August 25, 2004

It's been evening all day long, It's been evening all day long

* Pictures and quotes from soldiers wounded in Iraq. [via travelers diagram].

Sam Ross, 21, Pennsylvania, lost his left leg and his eyesight May 18, 2003, in Baghdad, when a bomb blew up during a munitions-disposal operation.

"I lost my left leg, just below the knee. Lost my eyesight, which it's still unsettled about whether it will come back or not. I have shrapnel in pretty much every part of my body. Got my finger blown off—it don't work right. I had a hole blown through my right leg—had three skin grafts to try and repair it. It's not too bad now. It hurts a lot, that's about it. You know, not really anything major. Just little things. I have a piece of shrapnel in my neck that came up through my vest and went into my throat and it's sitting behind my trachea, and when I swallow, it kind of feels like I have a pill in my throat. I never had a health problem my entire life. Now I'm going to be seeing doctors every couple of months for the rest of my life. I just went and got fitted for my hearing aide. I've had 15 surgeries and at last 5 more to go. I ask myself that all the time, Why didn't I die because in a sense. You know, I think I should have."

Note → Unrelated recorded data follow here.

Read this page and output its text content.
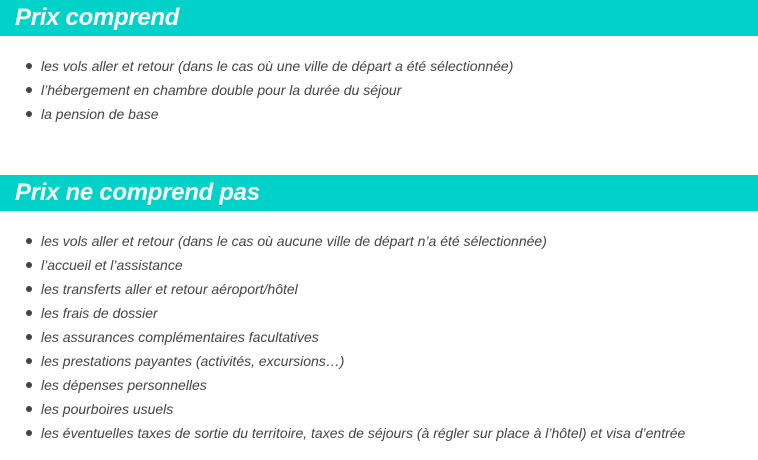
Prix comprend
les vols aller et retour (dans le cas où une ville de départ a été sélectionnée)
l’hébergement en chambre double pour la durée du séjour
la pension de base
Prix ne comprend pas
les vols aller et retour (dans le cas où aucune ville de départ n’a été sélectionnée)
l’accueil et l’assistance
les transferts aller et retour aéroport/hôtel
les frais de dossier
les assurances complémentaires facultatives
les prestations payantes (activités, excursions…)
les dépenses personnelles
les pourboires usuels
les éventuelles taxes de sortie du territoire, taxes de séjours (à régler sur place à l’hôtel) et visa d’entrée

* Momus discusses Bunraku theatre. excerpt:

"Bunraku is puppetry as a fine art, a vocation. It's not theatre on the cheap, or theatre for childen, but a kind of purified, refined expression of all that's most theatrical about theatre, a demonstration of how art is better when all the manipulation and simulation are visible rather than hidden behind the scenes. Bunraku is very Japanese in the way it mixes spontaneity with skill and custom -- kikkoshibari, the art of bondage, Japanese calligraphy, or the way Nature is both respected and ostentatiously controlled here, all show the same balance between the splashy and the tight, the chaotic and the controlled, the spontaneous and the trained.
...
"You can see some splendid RealPlayer video clips of the Osaka Bunraku Theatre here, courtesy of UNESCO. The fact that the music in the first clip sounds, incredibly, rather like Captain Beefheart underlines the fact that, to me (and I feel the same way about Harry Partch) there's no reason to think that this couldn't be the sound of pop music being made right now, or in the near future. The music is dramatic, it has a good ratio of figure to ground, sound to silence, it's decisive and constantly interesting, balancing voice against music in a way pop music also does, telling stories the way a pop song can."

* Washington, DC is the worst place to die.